Because of the way gamma and lightmass works, a dark part of a texture like that will reflect VERY little light. To compensate for this, you can jack up the diffuseBoost in the lightmass settings of those assets. Note that this setting just makes the texture approach 1, it cannot make it brighter than 1 as far as lightmass is concerned.
In the 2nd set of images, you altered the texturing such that instead of just a purple square, you had light hitting 2 white square a little. That more than the scale change increased the apparent bounce lighting.
To rule out these issues, I suggest using the LightmassReplace node on your materials (yes even make your own default material), where you put in a lighter color like constant 0.75 or 0.5 into the Lightmass input.
This will mean lightmass always sees flat gray. Those of us who did lighting on most of gears3 ended up using the lightmass replace node for most of the game to get around issues like this. Oftentimes it is useful to use a vector parameter there so you can control the lightmass impact per material instance.
Also many materials require lightmass replace for technical reasons. For example RavensNest used worldcoordinates to generate the stripes on the walls (they werent in the texture).
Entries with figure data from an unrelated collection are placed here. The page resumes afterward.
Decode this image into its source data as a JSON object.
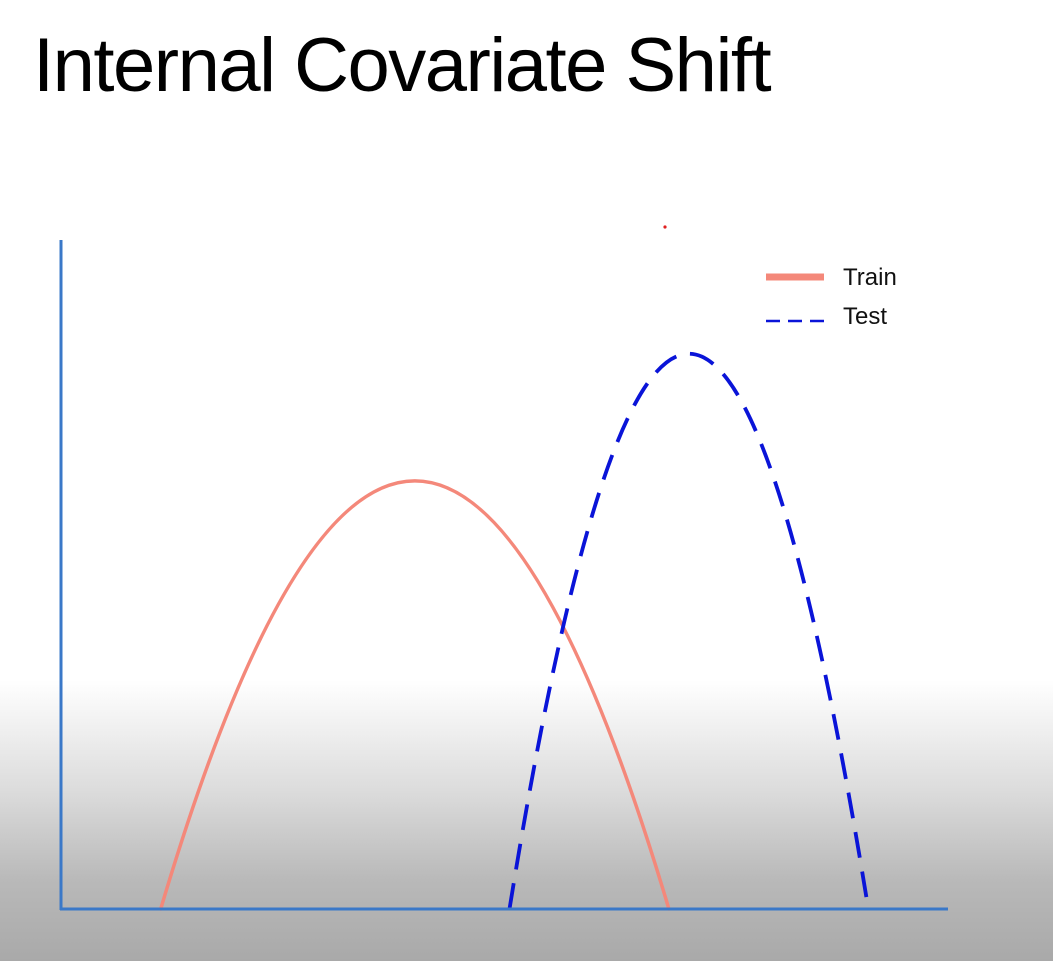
{
  "slide": {
    "title": "Internal Covariate Shift"
  },
  "chart_data": {
    "type": "line",
    "title": "",
    "xlabel": "",
    "ylabel": "",
    "grid": false,
    "legend_position": "top-right",
    "series": [
      {
        "name": "Train",
        "style": "solid",
        "color": "#f4887a",
        "start": 1.0,
        "end": 6.1,
        "peak": 6.4
      },
      {
        "name": "Test",
        "style": "dashed",
        "color": "#0a14d8",
        "start": 4.5,
        "end": 8.1,
        "peak": 8.3
      }
    ],
    "xlim": [
      0,
      8.9
    ],
    "ylim": [
      0,
      10
    ],
    "axis_color": "#3a78c8"
  }
}
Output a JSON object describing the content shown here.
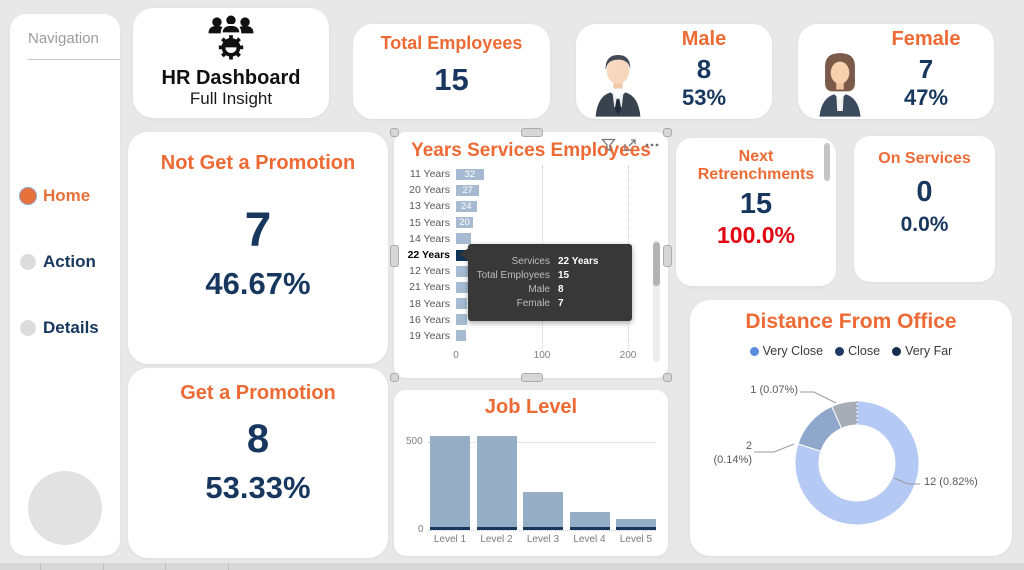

Lightmass has no concept of world coordinates or anything, so those materials would generate totally incorrect indirect lighting if we didn't just use lightmassreplace.
Texture brightness is by far the biggest issue in getting good bounce.
If you rule out the brightness issues (by either actually brightening them, using diffuse boost, or lightmassreplace), then you can still get more bounce by increasing the IndirectLightingScale of your directional light. We've done that on a few gears maps, especially the sunny ones that have lots of orange bounce on the interiors.